Après un mandat de 4 ans (2013-2017) à la tête de la Fédération malienne de football, feu l’inspecteur général de police, Boubacar Baba Diarra s’était retiré du monde du football. Il avait accordé une interview-bilan à une radio de la place en langue nationale. Nous le transcrivons pour vous.

Parlant de sa carrière footballistique, Boubacar Baba Diarra a fait savoir qu’il était venu au football tout petit : “Comme tout le monde le sait, Ouolofobougou est un quartier de football et de footballeurs. Ce quartier a donné beaucoup de grands joueurs au football malien, aux différents clubs, à l’équipe nationale. Je peux citer, entre autres, Salif Kéita alias Domingo, Sadia Cissé, Faran, Waby, Sadibou, Danté, et beaucoup d’autres joueurs. Les Salif Kéita avaient créé une équipe dénommée Onze Diables de Ouolofobougou, une équipe qui gagnait tous ses matches. Les Salif Kéita, Métiou… jouaient dans cette équipe. Nous sommes nés dans les pattes des Salif Kéita et autres. Ils étaient nos grands frères et nous les accompagnions dans les stades. C’est comme  ça que nous leur avons succédé dans cette équipe et dans des compétitions de quartier quand ils ont évolué vers de grands clubs.

Quand je suis arrivé au lycée Technique de Bamako, j’ai été sélectionné dans l’équipe de cet établissement. De cette équipe, j’ai signé la licence avec l’Union sportive des fonctionnaires de Bamako. Après, cette équipe a fusionné avec l’Alliance pour devenir la Renaissance club de Bamako dont j’étais le capitaine. Quand j’ai été recruté dans l’armée, j’ai joué avec l’Union sportive des forces armées et de sécurité (Usfas). Quand je suis arrivé en France en 1979 pour faire mon doctorat, j’étais à l’Université de Caen en Normandie, l’équipe de Caen m’a recruté pour jouer en division d’honneur. J’ai passé 3 ans dans cette équipe, le temps de finir ma thèse et de revenir au Mali”, disait-il.

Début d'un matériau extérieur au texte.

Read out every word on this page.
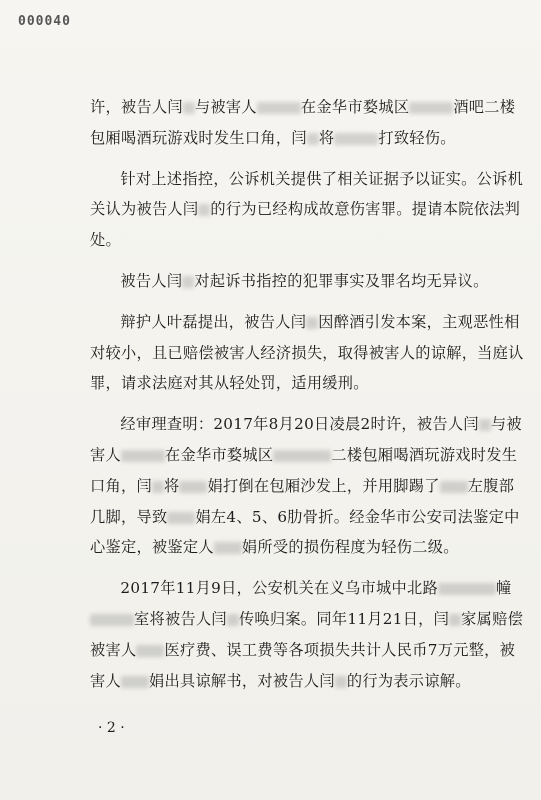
000040

许，被告人闫 与被害人	在金华市婺城区	酒吧二楼包厢喝酒玩游戏时发生口角，闫 将	打致轻伤。

针对上述指控，公诉机关提供了相关证据予以证实。公诉机关认为被告人闫 的行为已经构成故意伤害罪。提请本院依法判处。

被告人闫 对起诉书指控的犯罪事实及罪名均无异议。

辩护人叶磊提出，被告人闫 因醉酒引发本案，主观恶性相对较小，且已赔偿被害人经济损失，取得被害人的谅解，当庭认罪，请求法庭对其从轻处罚，适用缓刑。

经审理查明：2017年8月20日凌晨2时许，被告人闫 与被害人	在金华市婺城区	二楼包厢喝酒玩游戏时发生口角，闫 将 娟打倒在包厢沙发上，并用脚踢了 左腹部几脚，导致 娟左4、5、6肋骨折。经金华市公安司法鉴定中心鉴定，被鉴定人 娟所受的损伤程度为轻伤二级。

2017年11月9日，公安机关在义乌市城中北路	幢室将被告人闫 传唤归案。同年11月21日，闫 家属赔偿被害人 医疗费、误工费等各项损失共计人民币7万元整，被害人 娟出具谅解书，对被告人闫 的行为表示谅解。

· 2 ·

“Au Conseil de Tombouctou, j’ai été obligé de retirer ma candidature car ATT avait promis le poste de président de la Fémafoot à Kola Cissé”

Evoquant l’histoire de sa carrière de dirigeant, il a laissé entendre qu’étant DAF du ministère de la Défense et de la Sécurité, il faisait partie des dirigeants de l’Usfas. Dans les années 1995, Salif Kéïta a créé le Centre Salif Kéita (CSK) pour l’imposer comme 1er vice-président de ce club. “C’est comme ça que ma carrière de dirigeant sportif a commencé. J’ai été 1er vice-président du CSK pendant quand les meilleurs joueurs du Mali, Seydou Kéita, Mahamadou Diarra dit Djilla, Dissa, Scifo, Karembé et autres sortaient de ce club. Nous les avons encadrés au CSK. J’ai été pendant 2 ans vice-président du CSK, le temps qu’il monte en 1re division. Ensuite, la Caf a exigé à toutes les fédérations de créer une commission des jeunes en leur sein pour s’occuper de l’encadrement des cadets, des juniors et des U23. C’est ainsi qu’Amadou Diakité est venu me voir pour être le président de la première Commission des jeunes de la Fédération malienne de football. C’est comme ça que je suis entré dans la Fédération malienne de football en 1997 comme président de la Commission centrale des jeunes. Nous avons continué jusqu’à l’organisation de la Can-2002 au Mali. Pour cette Can, Amadou Diakité m’a pris comme manager des seniors jusqu’à la fin de la Can. Après la Can 2002, le Mali était 4e.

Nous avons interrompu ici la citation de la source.